Hello. I enjoy applying simple mathematical models to help clarify complex situations. As long as the limits of the model are kept in mind, modeling can reveal insights.

For example, I regard current affairs as a fairly simple variant on the Prisoner's Dilemma. As long as we are yet unable to move swiftly as a united populace upon political matters, the current incumbents can maneuver into retaining abusive advantages for themselves.

However, soon we will have a social *voting* service, which has the potential to devastate politics as we know it. 100 million instantaneous simultaneous votes coordinated unanimously can vote out the *entire* federal government, all at once. Then with a new President, some 530 new members of congress, and other elected officials, we can start over and make ourselves a new country. Then at last the corporations will be put back into their place.

Comment Re:Economy (Score 1) 153

Hello. You have a startling and insightful approach, that of revisiting the Civil War. Certainly include Nevada, because that brings the casino cash reserves as a defensive buffer.

I have not studied the topic of secession, so I ask of you: presuming those funds are not emergency-locked by Washington DC, how would such an entity survive the wrath of the military?

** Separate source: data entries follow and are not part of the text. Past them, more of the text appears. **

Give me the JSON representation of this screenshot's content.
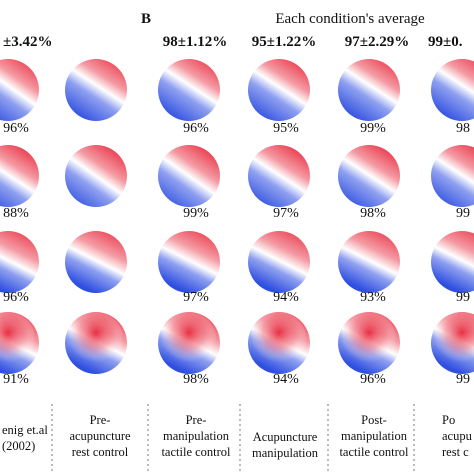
{
  "panel_letter": "B",
  "panel_title": "Each condition's average",
  "column_averages": [
    "±3.42%",
    "",
    "98±1.12%",
    "95±1.22%",
    "97±2.29%",
    "99±0."
  ],
  "row_percentages": [
    [
      "96%",
      "",
      "96%",
      "95%",
      "99%",
      "98"
    ],
    [
      "88%",
      "",
      "99%",
      "97%",
      "98%",
      "99"
    ],
    [
      "96%",
      "",
      "97%",
      "94%",
      "93%",
      "99"
    ],
    [
      "91%",
      "",
      "98%",
      "94%",
      "96%",
      "99"
    ]
  ],
  "column_labels": [
    [
      "enig et.al",
      "(2002)"
    ],
    [
      "Pre-",
      "acupuncture",
      "rest control"
    ],
    [
      "Pre-",
      "manipulation",
      "tactile control"
    ],
    [
      "Acupuncture",
      "manipulation"
    ],
    [
      "Post-",
      "manipulation",
      "tactile control"
    ],
    [
      "Po",
      "acupu",
      "rest c"
    ]
  ],
  "colors": {
    "positive": "#e8283c",
    "neutral": "#ffffff",
    "negative": "#2f4fe0"
  }
}
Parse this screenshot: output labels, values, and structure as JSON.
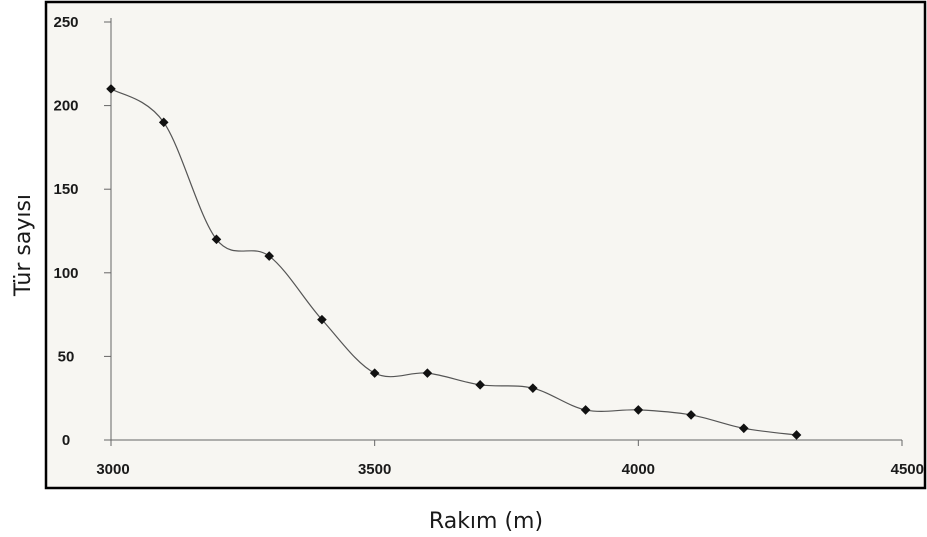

Comment Re:Airports, of all places (Score 1) 178

Is there any chance we are missing the type of mistake involved? We agree that the income should be sufficient and the officer should have known of the cameras. To me this points towards a psychological error. However it is unclear to me whether it is an error of deriving sensual excitement hoping to elude the cameras, or a subconscious gesture of despair by expecting to be caught.

Comment Re:Failings (Score 2) 178

...Cops are people too, with all the usual failings.

I disagree. Quality officers are supposed to be beyond the *usual* failings. It is quite clear than an officer who absconds with something feels differently about it than a civilian. The difference flows from their duty to honor. Low level officers who cannot maintain their duty are indeed people, sometimes nearing the limits of their capacity.